O sopro que falta

Num tempo engessado pelo bom-mocismo, o cronista irreverente ressurge como sopro necessário para reacender o humor livre e provocar a mudança
Ilustração: Marcelo Frazão
19/11/2025

Num tempo em que até piada precisa de manual de instruções, bula e QR code de consentimento, nunca se precisou tanto dele: o cronista pré-patrulha. O sujeito de ironia ligeira, sarcasmo ao ponto e uma leve tendência a irritar autoridades e vacas sagradas.

Esse cronista, caro leitor, era um especialista em rir com classe de tudo aquilo que hoje exige live, clube de leitura e mediação. Fazia mofa da crise, do preço do tomate, do ministro de bigode, da censura e até de si mesmo, quando se via obrigado a escrever uma crônica no domingo, com ressaca e sem assunto. E conseguia. Fazia do nada uma sátira, da dor uma anedota e do ridículo fazia o Brasil.

Mas aí o tempo passou. Veio a internet, os emojis, o coaching motivacional, o bolovo gourmet. E, com eles, uma nova forma de vigilância: a do bom-mocismo performático, do “olha como eu sou consciente”, do “antes de criticar, você considerou o impacto socioafetivo dessa piada nos aracnofóbicos?”.

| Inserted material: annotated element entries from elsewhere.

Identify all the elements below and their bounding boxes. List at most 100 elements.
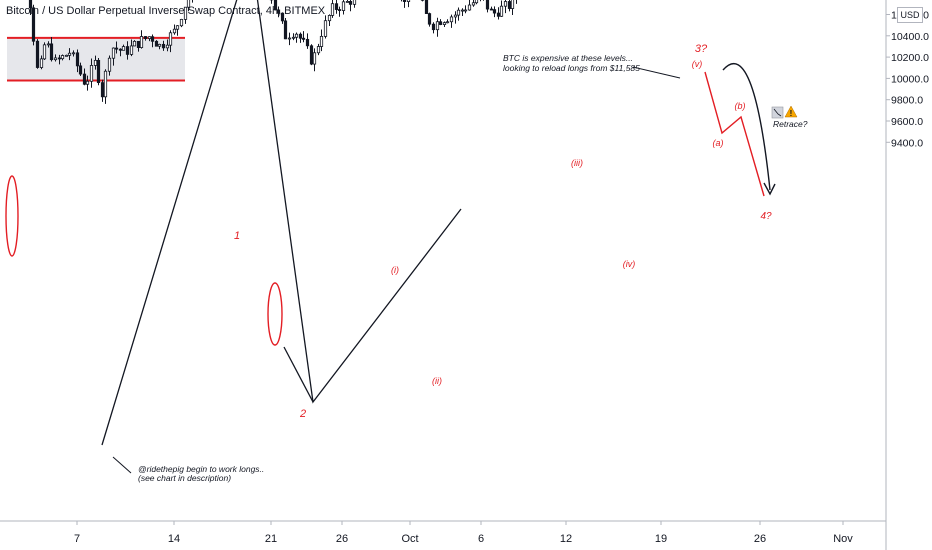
candle-body [431, 23, 436, 31]
candle-body [327, 15, 332, 22]
x-tick-label: 19 [655, 533, 667, 545]
wave-label: (iv) [623, 259, 636, 269]
x-tick-label: 7 [74, 533, 80, 545]
wave-label: (iii) [571, 158, 583, 168]
candle-body [427, 13, 432, 25]
candle-body [42, 44, 47, 60]
candle-body [129, 45, 134, 55]
x-tick-label: 26 [754, 533, 766, 545]
warning-icon [784, 105, 798, 118]
wave-label: 3? [695, 43, 708, 55]
x-tick-label: 26 [336, 533, 348, 545]
candle-body [49, 43, 54, 61]
candle-body [467, 4, 472, 11]
candle-body [96, 59, 101, 84]
y-tick-label: 9800.0 [891, 95, 923, 107]
candle-body [67, 52, 72, 56]
trend-line-drawing [101, 0, 462, 446]
chart-title: Bitcoin / US Dollar Perpetual Inverse Sw… [6, 5, 326, 17]
candle-body [442, 22, 447, 25]
wave-label: 1 [234, 230, 240, 242]
candle-body [103, 70, 108, 98]
candle-body [316, 46, 321, 54]
chart-down-icon [771, 106, 784, 119]
x-tick-label: 6 [478, 533, 484, 545]
chart-down-icon-line [773, 108, 782, 117]
wave-label: 4? [760, 211, 772, 222]
candle-body [424, 0, 429, 14]
annotation-text: (see chart in description) [138, 473, 231, 483]
candle-body [463, 9, 468, 12]
candle-body [186, 0, 191, 8]
candle-body [305, 38, 310, 47]
candle-body [114, 47, 119, 50]
currency-badge[interactable]: USD [897, 7, 923, 23]
candle-body [28, 0, 33, 9]
candle-body [352, 0, 357, 5]
candle-body [273, 0, 278, 11]
candle-body [46, 43, 51, 46]
candle-body [341, 1, 346, 11]
candle-body [179, 18, 184, 27]
annotation-text: @ridethepig begin to work longs.. [138, 464, 264, 474]
candle-body [93, 59, 98, 66]
wave-label: (ii) [432, 376, 442, 386]
candle-body [496, 12, 501, 17]
wave-label: (v) [692, 59, 703, 69]
candle-body [445, 21, 450, 24]
candle-body [301, 37, 306, 40]
x-tick-label: 12 [560, 533, 572, 545]
annotation-text: Retrace? [773, 119, 808, 129]
candle-body [345, 1, 350, 3]
highlight-ellipse [5, 175, 19, 257]
candle-body [330, 3, 335, 16]
y-tick-label: 10400.0 [891, 31, 929, 43]
x-tick-label: 14 [168, 533, 180, 545]
candle-body [510, 0, 515, 9]
candle-body [406, 0, 411, 2]
x-tick-label: 21 [265, 533, 277, 545]
wave-label: (b) [735, 101, 746, 111]
candle-body [492, 9, 497, 14]
trend-line-drawing [283, 346, 314, 403]
candle-body [107, 57, 112, 72]
candle-body [57, 57, 62, 60]
candle-body [154, 40, 159, 47]
candle-body [294, 33, 299, 38]
y-tick-label: 10200.0 [891, 52, 929, 64]
candle-body [453, 14, 458, 18]
wave-label: 2 [299, 408, 306, 420]
highlight-ellipse [267, 282, 283, 346]
candle-body [471, 2, 476, 6]
candle-body [100, 82, 105, 98]
candle-body [31, 7, 36, 42]
y-tick-label: 9400.0 [891, 137, 923, 149]
candle-body [309, 45, 314, 65]
candle-body [319, 35, 324, 47]
candle-body [161, 43, 166, 49]
candle-body [168, 32, 173, 46]
retrace-arrow-head [763, 182, 776, 196]
candle-body [485, 0, 490, 10]
candle-body [402, 0, 407, 2]
candle-body [507, 1, 512, 9]
candle-body [89, 65, 94, 82]
candle-body [139, 36, 144, 48]
candle-body [291, 36, 296, 39]
candle-body [489, 8, 494, 11]
candle-body [460, 9, 465, 12]
candle-body [111, 47, 116, 59]
candle-body [118, 48, 123, 51]
candle-body [312, 52, 317, 65]
candle-body [283, 20, 288, 40]
candle-body [172, 28, 177, 34]
candle-body [53, 57, 58, 61]
candle-body [183, 6, 188, 20]
candle-body [435, 21, 440, 31]
candle-body [125, 46, 130, 55]
candle-body [503, 1, 508, 7]
annotation-text: BTC is expensive at these levels... [503, 53, 633, 63]
candle-body [143, 36, 148, 39]
candle-body [71, 52, 76, 55]
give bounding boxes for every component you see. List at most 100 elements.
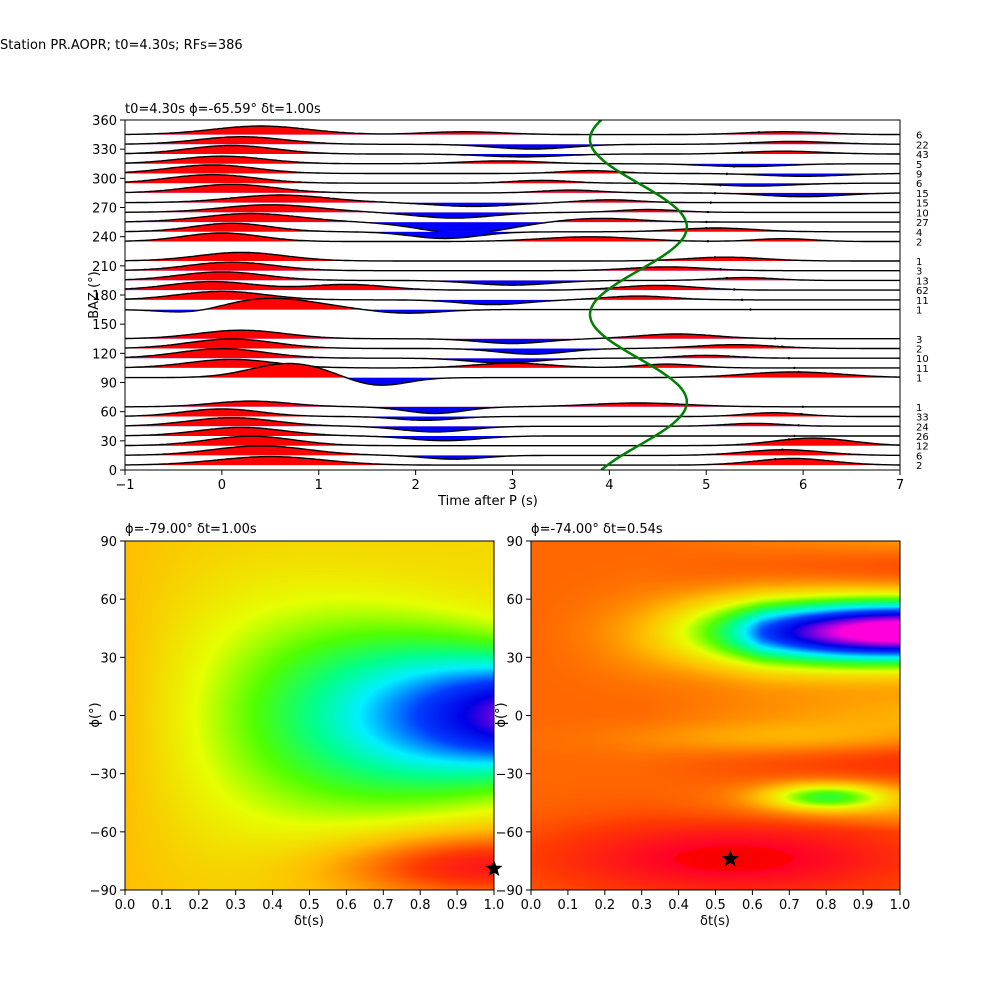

De repente, a irreverência virou suspeita. E o humor, esse velho transgressor, foi algemado com palavras como “inadequado”, “desrespeitoso” e “multiculturalmente insensível”. Não que tudo isso não tenha valor — tem, sim. Mas vamos ser sinceros: uma piada com todas essas credenciais não arranca risada, arranca o laudo de falecimento do senso de humor.

E é aí, meus caros, que o cronista pré-patrulha precisa ressurgir das cinzas. Não como um salvador (ele tem alergia a essa função), mas como um sujeito que sopra. Sim, sopra uma frase torta, um parágrafo venenoso, um comentário que gera aquele sorrisinho de lado. E pronto: incendeia o ambiente. Porque hoje, nesse mundo estanque, é preciso de sopradores para levantar a poeira.

A caretice atual é tão engomada, tão esforçada em parecer elevada, que qualquer risada fora de hora é revolucionária. O sujeito que ousa gargalhar sem planilha de impacto social é imediatamente fichado: subversivo, perigoso, potencialmente engraçado. E o mais curioso: mesmo quem finge indignação às vezes ri escondido, porque fazer isso de algo proibido tem o mesmo sabor daquela cola escolar cheirada na infância. Todo mundo nega, mas o brilho no olho entrega.

O cronista pré-patrulha, portanto, não influencia por nostalgia. Ele motiva por contraste. Porque lembrar o que é o riso sem freio também é um ato político. Talvez o mais urgente de todos. Ainda mais para o momento atual.

E sejamos francos: num mundo em que todo mundo anda com extintor na mão, quem sabe soprar acende a fogueira da mudança.

Carlos Castelo

É jornalista e escrevinhador. Cronista do Estadão, O Dia, e sócio fundador do grupo de humor Língua de Trapo. É autor de 18 livros.